MONTREAL.- Saskatoon-born artist Luanne Martineau has made a name for herself with her virtually indescribable hybrid felt and wool sculptures. Human, animal and organic, all at once, they produce an experience that wavers between fascination and repulsion, the microscopic and the macroscopic.
The Musée dart contemporain de Montréal presents the exhibition Luanne Martineau from February 4 to April 25, 2010.
Form Fantasy, 2009, for example, made of industrial felt, needle-felted wool and thread, looks like a soft industrial chair set on a museum base, with a grotesque figure sitting on top of it. The body recalls one of Barnett Newmans zips, and the head, a Duchamp-style wheel, with a hole in the middle like a Cyclops eye.

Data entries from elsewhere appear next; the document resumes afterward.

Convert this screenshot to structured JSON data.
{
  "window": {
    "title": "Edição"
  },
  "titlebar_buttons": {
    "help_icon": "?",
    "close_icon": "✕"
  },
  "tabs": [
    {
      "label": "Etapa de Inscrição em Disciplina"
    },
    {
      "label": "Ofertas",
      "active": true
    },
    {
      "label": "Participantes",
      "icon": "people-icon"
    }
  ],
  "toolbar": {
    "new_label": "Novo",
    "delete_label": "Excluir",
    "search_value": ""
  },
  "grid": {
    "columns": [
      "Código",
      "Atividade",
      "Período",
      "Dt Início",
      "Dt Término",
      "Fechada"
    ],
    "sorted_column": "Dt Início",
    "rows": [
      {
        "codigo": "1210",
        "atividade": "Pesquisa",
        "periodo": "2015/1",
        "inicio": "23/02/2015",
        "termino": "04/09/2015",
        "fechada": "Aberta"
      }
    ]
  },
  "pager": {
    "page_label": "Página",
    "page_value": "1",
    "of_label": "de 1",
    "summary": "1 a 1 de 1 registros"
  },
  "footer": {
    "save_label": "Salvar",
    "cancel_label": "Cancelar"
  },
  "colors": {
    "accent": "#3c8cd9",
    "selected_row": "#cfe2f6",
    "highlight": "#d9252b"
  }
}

Martineau has been challenging the underpinnings of American avant-garde art since the 1950s, in works that abound in references to Abstract Expressionism, Postminimalism, feminism and popular culture. As she breaks down the boundaries between figurative and abstract, art and craft, Martineau skilfully creates a tension between her unsettling subjects and her use of soft, pastel-coloured craft materials. The results are definitely disconcerting. Get ready for works that tackle issues dealing with the aesthetic, the social and the psychological, and do it with a light, humorous touch.

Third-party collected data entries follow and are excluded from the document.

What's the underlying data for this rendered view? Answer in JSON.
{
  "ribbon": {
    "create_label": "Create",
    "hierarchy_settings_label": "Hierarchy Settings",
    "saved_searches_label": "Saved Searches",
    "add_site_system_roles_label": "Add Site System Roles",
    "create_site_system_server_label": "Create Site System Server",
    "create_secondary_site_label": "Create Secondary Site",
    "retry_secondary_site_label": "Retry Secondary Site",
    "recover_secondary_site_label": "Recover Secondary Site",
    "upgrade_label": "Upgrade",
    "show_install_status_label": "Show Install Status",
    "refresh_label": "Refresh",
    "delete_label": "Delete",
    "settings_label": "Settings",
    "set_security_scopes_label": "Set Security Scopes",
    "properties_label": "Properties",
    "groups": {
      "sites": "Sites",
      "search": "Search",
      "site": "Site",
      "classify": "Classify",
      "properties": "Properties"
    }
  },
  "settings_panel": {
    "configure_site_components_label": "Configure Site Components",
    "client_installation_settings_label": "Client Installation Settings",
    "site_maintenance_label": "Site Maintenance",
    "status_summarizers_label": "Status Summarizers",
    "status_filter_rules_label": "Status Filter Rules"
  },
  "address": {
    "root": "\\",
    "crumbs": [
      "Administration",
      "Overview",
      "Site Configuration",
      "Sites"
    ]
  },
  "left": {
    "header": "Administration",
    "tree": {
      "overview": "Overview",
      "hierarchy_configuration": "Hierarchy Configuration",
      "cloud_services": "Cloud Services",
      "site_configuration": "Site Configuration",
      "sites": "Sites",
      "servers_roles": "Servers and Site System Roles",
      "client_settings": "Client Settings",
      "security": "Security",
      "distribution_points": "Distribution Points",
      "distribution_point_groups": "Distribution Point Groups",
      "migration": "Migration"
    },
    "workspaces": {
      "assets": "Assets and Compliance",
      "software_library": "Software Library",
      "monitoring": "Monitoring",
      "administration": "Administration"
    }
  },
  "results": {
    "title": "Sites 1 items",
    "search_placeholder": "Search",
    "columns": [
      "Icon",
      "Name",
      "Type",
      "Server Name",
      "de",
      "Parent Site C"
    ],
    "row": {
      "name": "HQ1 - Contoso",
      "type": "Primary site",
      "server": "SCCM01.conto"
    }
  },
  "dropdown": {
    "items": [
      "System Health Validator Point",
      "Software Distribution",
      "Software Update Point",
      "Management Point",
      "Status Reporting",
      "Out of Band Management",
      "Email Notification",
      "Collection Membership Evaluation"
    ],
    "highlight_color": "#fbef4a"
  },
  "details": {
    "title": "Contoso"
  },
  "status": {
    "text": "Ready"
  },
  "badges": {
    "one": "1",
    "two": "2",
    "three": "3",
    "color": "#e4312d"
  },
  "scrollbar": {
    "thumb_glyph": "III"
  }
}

The exhibition will give visitors a chance to explore Martineaus astonishing world through a dozen recent works produced between 2004 and 2009: an artists book, drawings, sculptures and what she calls drulptures, a unique combination of the latter two art forms.

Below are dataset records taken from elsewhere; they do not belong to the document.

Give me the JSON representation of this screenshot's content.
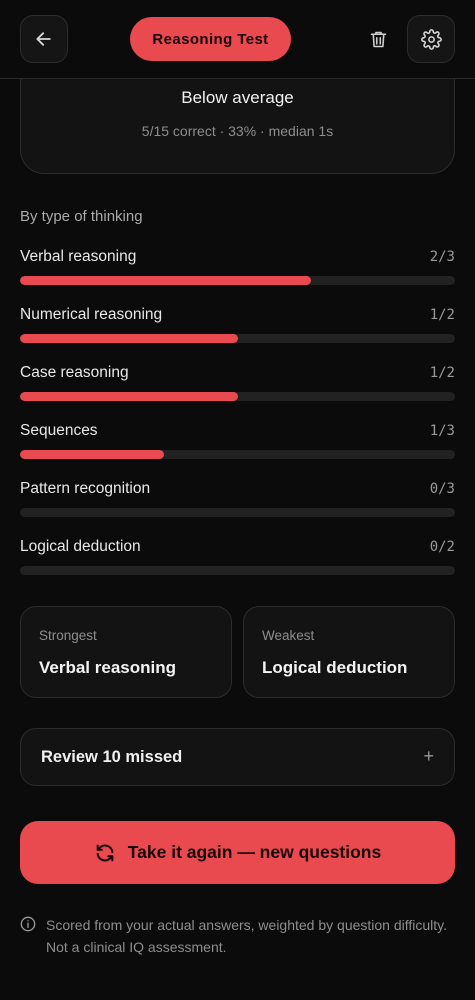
{
  "header": {
    "title": "Reasoning Test",
    "back_icon": "arrow-left-icon",
    "trash_icon": "trash-icon",
    "settings_icon": "gear-icon"
  },
  "summary": {
    "rating": "Below average",
    "details": "5/15 correct · 33% · median 1s"
  },
  "breakdown": {
    "title": "By type of thinking",
    "categories": [
      {
        "label": "Verbal reasoning",
        "score": "2/3",
        "fraction": 0.67
      },
      {
        "label": "Numerical reasoning",
        "score": "1/2",
        "fraction": 0.5
      },
      {
        "label": "Case reasoning",
        "score": "1/2",
        "fraction": 0.5
      },
      {
        "label": "Sequences",
        "score": "1/3",
        "fraction": 0.33
      },
      {
        "label": "Pattern recognition",
        "score": "0/3",
        "fraction": 0.0
      },
      {
        "label": "Logical deduction",
        "score": "0/2",
        "fraction": 0.0
      }
    ]
  },
  "highlights": {
    "strongest_label": "Strongest",
    "strongest_value": "Verbal reasoning",
    "weakest_label": "Weakest",
    "weakest_value": "Logical deduction"
  },
  "review": {
    "label": "Review 10 missed",
    "toggle": "+"
  },
  "cta": {
    "label": "Take it again — new questions",
    "icon": "refresh-icon"
  },
  "footnote": {
    "text": "Scored from your actual answers, weighted by question difficulty. Not a clinical IQ assessment.",
    "icon": "info-icon"
  },
  "colors": {
    "accent": "#e84a4f",
    "background": "#0b0b0b",
    "card": "#131313",
    "track": "#222222"
  }
}
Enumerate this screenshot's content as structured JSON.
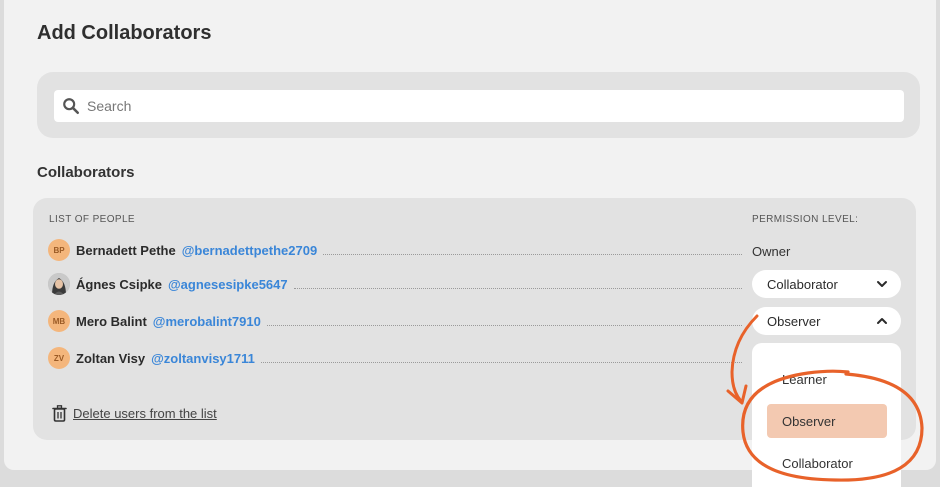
{
  "title": "Add Collaborators",
  "search": {
    "placeholder": "Search"
  },
  "section_title": "Collaborators",
  "list_header": "LIST OF PEOPLE",
  "permission_header": "PERMISSION LEVEL:",
  "people": [
    {
      "initials": "BP",
      "name": "Bernadett Pethe",
      "handle": "@bernadettpethe2709",
      "permission": "Owner"
    },
    {
      "initials": "",
      "name": "Ágnes Csipke",
      "handle": "@agnesesipke5647",
      "permission": "Collaborator"
    },
    {
      "initials": "MB",
      "name": "Mero Balint",
      "handle": "@merobalint7910",
      "permission": "Observer"
    },
    {
      "initials": "ZV",
      "name": "Zoltan Visy",
      "handle": "@zoltanvisy1711",
      "permission": ""
    }
  ],
  "delete_label": "Delete users from the list",
  "dropdown_options": [
    "Learner",
    "Observer",
    "Collaborator"
  ],
  "colors": {
    "accent": "#3a86d8",
    "annotation": "#e8622a",
    "selected_option": "#f3c9b1",
    "avatar": "#f4b67c"
  },
  "icons": {
    "search": "search-icon",
    "trash": "trash-icon",
    "chevron_down": "chevron-down-icon",
    "chevron_up": "chevron-up-icon"
  }
}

Luanne Martineau lives and works in Victoria, British Columbia, where she teaches art theory and drawing at the University of Victoria. Born in Saskatoon, Saskatchewan in 1970, she studied at the Alberta College of Art & Design and the University of British Columbia. She was short-listed for the Sobey Art Award in 2009 and her works are to be found in a number of collections, including those of the National Gallery of Canada, the Vancouver Art Gallery and the Musée d'art contemporain de Montréal, which owns three of the pieces shown in the exhibition: the sculpture The Body, 2006, and the artists book Freakout (Temporal Bodies) and the drawing Untitled, both from 2007. Martineau is represented by Jessica Bradley Art Projects, in Toronto, and TrépanierBaer, in Calgary.